Het voorgaande leidt tot de conclusie dat verdachte gedurende 1 minuut en 28 seconden niet in de gaten heeft gehad dat ongeval 1 had plaatsgevonden, althans hij heeft geen enkele actie ondernomen om te voorkomen dat hij ook zou botsen. Hiervoor is geen andere verklaring mogelijk dan dat verdachte al die tijd onvoldoende aandacht heeft gehad voor de weg en zijn medeweggebruikers. Uit het dossier blijkt immers ook dat de alarmverlichting van de personenauto van [slachtoffer] op een afstand van 2267 meter zichtbaar had moeten zijn voor verdachte. Verdachte heeft verklaard geen alarmverlichting gezien te hebben. Door aldus te handelen heeft verdachte aanmerkelijk onvoorzichtig en onoplettend gehandeld. De rechtbank neemt daarbij tevens in aanmerking dat verdachte een ervaren beroepschauffeur is met een vrachtwagenrijbewijs. Hij bestuurde op de dag van het ongeval een trekker met oplegger. Gelet hierop had verdachte een extra verantwoordelijkheid, omdat hij een langere remweg heeft dan een normale personenauto. Daarnaast lopen bij een botsing door een dergelijk zwaar voertuig andere verkeersdeelnemers een groter gevaar dan bij een botsing door een personenauto.

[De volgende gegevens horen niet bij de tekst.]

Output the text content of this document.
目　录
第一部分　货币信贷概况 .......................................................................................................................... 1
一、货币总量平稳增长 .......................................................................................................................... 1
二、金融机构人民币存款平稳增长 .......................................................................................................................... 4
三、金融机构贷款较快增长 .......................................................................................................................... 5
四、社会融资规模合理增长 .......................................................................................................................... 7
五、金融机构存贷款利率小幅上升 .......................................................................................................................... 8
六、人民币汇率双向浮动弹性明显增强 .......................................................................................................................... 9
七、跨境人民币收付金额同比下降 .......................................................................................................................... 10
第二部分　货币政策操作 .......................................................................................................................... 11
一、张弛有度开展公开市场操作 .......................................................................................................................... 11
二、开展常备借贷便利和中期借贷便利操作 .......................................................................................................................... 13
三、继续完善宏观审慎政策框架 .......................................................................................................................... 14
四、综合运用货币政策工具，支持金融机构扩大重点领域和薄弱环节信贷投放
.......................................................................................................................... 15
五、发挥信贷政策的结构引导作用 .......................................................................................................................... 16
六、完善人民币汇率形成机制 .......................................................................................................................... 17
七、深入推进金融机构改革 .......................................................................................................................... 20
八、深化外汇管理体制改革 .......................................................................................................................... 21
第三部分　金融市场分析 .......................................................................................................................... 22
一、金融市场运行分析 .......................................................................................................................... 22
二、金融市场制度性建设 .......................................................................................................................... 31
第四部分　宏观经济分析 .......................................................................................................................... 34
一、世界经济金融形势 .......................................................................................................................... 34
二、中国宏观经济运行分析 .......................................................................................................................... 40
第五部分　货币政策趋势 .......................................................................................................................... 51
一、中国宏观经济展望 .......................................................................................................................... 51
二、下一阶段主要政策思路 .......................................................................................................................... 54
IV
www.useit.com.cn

Of verdachte afgeleid was door zijn telefoon is niet met zekerheid vast te stellen. Vast staat wel dat verdachte tussen ongeval 1 en ongeval 2 nog actief is geweest op zijn telefoon.
De officier van justitie heeft geconcludeerd dat sprake was van roekeloosheid. De rechtbank ziet dat anders. De conclusie van de officier van justitie dat sprake was van roekeloosheid is in de kern gebaseerd op het argument dat verdachte zijn telefoon in zijn handen had. Op basis van het dossier kan echter niet worden bewezen dat verdachte tijdens of vlak voor het ongeval een mobiele telefoon heeft vastgehouden. De rechtbank heeft wel vastgesteld dat verdachte tijdens het rijden veelvuldig op zijn telefoon heeft gezeten, maar tussen het laatst aantoonbare telefoongebruik om 21:16:35 uur en het ongeval om 21:17:39 uur zit ongeveer een minuut. Niet kan worden vastgesteld dat verdachte in die periode zijn telefoon vasthield en evenmin dat dit direct zou hebben bijgedragen aan het ongeval.
De rechtbank kwalificeert het gedrag van verdachte daarom als aanmerkelijk onvoorzichtig en onoplettend waardoor het verkeersongeval aan zijn schuld als bedoeld in artikel 6 WVW is te wijten.
De rechtbank zal verdachte partieel vrijspreken van hetgeen hem primair onder het tweede gedachtestreepje is ten laste gelegd. Op basis van het dossier kan niet worden bewezen dat verdachte tijdens het rijden een mobiele telefoon heeft vastgehouden.